I live with my boyfriend and his parents and their dog and my two cats, Jasmine and Ariel, who my boyfriend and I adopted from the SPCA just over three years ago (time flies!). Jasmine is the reserved, dominant cat, and Ariel is the playful, ditzy cat. As some of you may remember, we had to leave them at my boyfriend's parents for a year when we went to Vancouver to go to college, so it was the happiest day of my life last month when our little family was reunited! Fortunately there was only a brief period of punishment before the cats acknowledged us again, and it's like nothing changed. So I guess cats do remember... when they choose to! 

Well, I'm looking forward to meeting all the new people and the people who I remember from before!  Please introduce yourselves or update me on your lives!

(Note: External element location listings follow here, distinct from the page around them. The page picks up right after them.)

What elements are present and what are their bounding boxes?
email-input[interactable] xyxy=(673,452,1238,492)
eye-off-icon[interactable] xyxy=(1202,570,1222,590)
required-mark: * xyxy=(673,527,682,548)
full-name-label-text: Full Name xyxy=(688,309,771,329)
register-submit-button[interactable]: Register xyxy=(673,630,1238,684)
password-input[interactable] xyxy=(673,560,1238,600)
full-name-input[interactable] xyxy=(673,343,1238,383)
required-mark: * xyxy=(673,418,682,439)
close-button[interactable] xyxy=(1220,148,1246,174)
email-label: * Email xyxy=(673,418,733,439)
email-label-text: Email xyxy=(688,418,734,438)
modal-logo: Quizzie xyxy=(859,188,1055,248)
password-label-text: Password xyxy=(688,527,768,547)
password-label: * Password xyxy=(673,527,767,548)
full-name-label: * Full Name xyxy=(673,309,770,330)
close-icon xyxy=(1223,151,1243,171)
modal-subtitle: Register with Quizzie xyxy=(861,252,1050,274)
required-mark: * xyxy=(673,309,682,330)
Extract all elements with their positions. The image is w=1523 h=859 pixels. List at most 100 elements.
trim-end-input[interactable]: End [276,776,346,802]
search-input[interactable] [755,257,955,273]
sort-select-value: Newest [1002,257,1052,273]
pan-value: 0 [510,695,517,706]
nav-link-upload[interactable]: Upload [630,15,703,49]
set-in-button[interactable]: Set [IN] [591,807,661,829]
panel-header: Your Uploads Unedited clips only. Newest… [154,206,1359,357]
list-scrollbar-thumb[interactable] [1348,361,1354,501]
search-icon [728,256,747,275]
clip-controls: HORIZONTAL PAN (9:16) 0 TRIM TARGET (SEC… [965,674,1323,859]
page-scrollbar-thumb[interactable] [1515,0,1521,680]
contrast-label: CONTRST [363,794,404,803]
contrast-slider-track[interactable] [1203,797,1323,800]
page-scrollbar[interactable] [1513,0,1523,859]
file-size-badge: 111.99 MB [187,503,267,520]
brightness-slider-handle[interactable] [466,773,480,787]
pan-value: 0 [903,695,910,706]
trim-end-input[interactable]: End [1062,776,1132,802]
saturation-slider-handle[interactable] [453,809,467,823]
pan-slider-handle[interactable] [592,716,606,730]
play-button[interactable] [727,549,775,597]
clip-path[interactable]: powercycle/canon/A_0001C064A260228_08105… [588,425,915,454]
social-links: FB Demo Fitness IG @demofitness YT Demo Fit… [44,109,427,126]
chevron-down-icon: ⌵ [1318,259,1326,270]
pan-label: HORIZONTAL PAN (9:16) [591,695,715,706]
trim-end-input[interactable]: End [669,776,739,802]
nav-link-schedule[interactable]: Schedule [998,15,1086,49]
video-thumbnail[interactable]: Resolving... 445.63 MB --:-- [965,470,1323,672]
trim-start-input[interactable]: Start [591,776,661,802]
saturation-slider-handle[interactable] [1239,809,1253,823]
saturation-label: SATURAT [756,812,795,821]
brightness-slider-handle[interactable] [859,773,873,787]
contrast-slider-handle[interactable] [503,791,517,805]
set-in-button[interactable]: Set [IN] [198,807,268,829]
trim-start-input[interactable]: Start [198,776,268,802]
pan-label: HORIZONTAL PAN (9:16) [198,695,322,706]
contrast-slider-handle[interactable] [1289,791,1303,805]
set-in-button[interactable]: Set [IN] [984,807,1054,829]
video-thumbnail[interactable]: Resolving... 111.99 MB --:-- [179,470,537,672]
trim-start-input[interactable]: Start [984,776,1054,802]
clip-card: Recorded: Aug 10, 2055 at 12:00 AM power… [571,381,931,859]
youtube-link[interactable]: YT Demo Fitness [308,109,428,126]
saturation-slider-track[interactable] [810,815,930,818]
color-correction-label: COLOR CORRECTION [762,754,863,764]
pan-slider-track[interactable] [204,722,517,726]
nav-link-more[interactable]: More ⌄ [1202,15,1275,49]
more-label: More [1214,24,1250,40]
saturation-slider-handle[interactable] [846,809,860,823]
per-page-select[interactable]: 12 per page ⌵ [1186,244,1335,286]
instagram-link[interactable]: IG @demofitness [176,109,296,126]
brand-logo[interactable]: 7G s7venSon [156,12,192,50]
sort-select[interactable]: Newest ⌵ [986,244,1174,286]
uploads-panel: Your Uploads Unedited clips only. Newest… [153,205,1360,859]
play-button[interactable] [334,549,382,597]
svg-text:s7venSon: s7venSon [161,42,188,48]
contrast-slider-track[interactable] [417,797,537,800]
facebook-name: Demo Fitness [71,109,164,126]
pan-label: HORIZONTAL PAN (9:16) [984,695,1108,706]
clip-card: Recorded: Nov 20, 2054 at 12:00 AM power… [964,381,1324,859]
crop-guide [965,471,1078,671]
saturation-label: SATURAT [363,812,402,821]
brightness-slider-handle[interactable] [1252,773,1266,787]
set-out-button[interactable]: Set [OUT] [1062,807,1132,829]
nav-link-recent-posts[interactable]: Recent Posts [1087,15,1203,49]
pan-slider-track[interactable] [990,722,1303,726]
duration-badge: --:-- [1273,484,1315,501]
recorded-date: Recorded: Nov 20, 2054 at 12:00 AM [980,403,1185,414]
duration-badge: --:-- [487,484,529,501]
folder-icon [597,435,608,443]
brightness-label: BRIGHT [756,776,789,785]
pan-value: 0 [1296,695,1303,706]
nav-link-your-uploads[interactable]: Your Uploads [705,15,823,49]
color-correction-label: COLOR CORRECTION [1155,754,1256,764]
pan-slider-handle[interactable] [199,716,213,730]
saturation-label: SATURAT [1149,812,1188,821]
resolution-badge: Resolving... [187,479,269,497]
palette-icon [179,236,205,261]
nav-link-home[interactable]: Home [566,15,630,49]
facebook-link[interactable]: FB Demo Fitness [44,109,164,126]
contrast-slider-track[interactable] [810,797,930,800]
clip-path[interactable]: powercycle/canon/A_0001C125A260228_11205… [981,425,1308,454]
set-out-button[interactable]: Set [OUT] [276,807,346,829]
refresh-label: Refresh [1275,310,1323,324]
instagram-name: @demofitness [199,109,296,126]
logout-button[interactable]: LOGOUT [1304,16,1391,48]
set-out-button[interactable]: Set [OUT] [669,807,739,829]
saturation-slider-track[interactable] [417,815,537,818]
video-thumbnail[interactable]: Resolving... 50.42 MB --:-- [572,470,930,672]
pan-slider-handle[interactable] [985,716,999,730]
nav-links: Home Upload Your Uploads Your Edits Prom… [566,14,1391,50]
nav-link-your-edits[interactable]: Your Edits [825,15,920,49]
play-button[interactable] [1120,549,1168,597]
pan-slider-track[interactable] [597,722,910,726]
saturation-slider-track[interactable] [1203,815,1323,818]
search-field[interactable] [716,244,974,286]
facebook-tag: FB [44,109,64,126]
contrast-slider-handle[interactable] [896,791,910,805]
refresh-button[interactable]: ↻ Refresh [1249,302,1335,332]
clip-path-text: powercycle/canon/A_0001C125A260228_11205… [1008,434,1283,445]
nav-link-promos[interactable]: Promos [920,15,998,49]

Oh, and the requisite pictures - I know they're in my sig, but I never can resist passing around pics of my babies:


























It occurred to me while I was searching for pictures to post that I have hardly any photos of Jasmine where she's not grimacing at the camera, looking angry, looking stoned, or looking blurry. I guess that's just part of her contrary nature - hamming it up doesn't come to her as easily as it does to Ariel.

Oh, and I'll toss in a pic of the Dog too. He's part Chow, and also hails from the SPCA:


----------



## DesnBaby (Apr 18, 2004)

Welcome back, lovely cats & dog!


----------



## marie73 (Jul 12, 2006)

What beautiful cats -- and a cute little dog!

Here's my short story (I apologize to others who've heard this already):

I saw an ad on Craigslist after I moved into a place where I could, for the first time, have pets. But I was just going to _*look*_ at her. 

I ended up rescuing my Birman kitty (Cinderella) from an ogre who was keeping her in his spare bathroom (for MONTHS!). He said it was because all the other cats and dogs picked on her. whatEVER! Jerk! I'm embarassed to admit I didn't plan on keeping her and I was mad at myself all the way home for taking her, but I knew that if I left without her, she was going back in the bathroom. My plan was to place my own ad to find her a good home, but by the end of the night, she was on my bed and firmly in my heart. 

We rescued each other. :luv


----------



## kitkat (Sep 22, 2003)

Welcome back Victoria, it's been such a long time. I'm glad you have your cats back! They are as fluffy as I remember them. Cute dog too :wink: 

Marie- That is a great ending to your story, glad you rescued her


----------



## marie73 (Jul 12, 2006)

I think she rescued me more, Kim.


----------



## Jessie_pen (Sep 30, 2006)

Hi and welcome back, I'm new here, Hiya :wink:


----------



## Jeanie (Jun 18, 2003)

Welcome back! I'm glad you're back with your kitties!


----------



## horseplaypen (Apr 1, 2004)

Marie that is an awesome story. I guess you and Cinderella were meant to be together!


----------



## marie73 (Jul 12, 2006)

I believe we are!  

Although, it'd be nice if I'd come home just once to find, oh, I don't know, the kitchen floor swept, the dishes done, the laundry folded. You'd _think_ with a name like Cinderella......oh well..... :wink:


----------



## horseplaypen (Apr 1, 2004)

I guess she thinks of herself as being Cinderella, _after_ Prince Charming came and rescued her from slavery and made her a spoiled princess!


----------



## doodlebug (May 13, 2006)

Welcome back....glad you're back with your kitties.


----------



## OrangeJulius (Aug 23, 2006)

*hi*

Nice meeting you, good luck at school


----------



## Kiraz (Sep 11, 2006)

Welcome back!


----------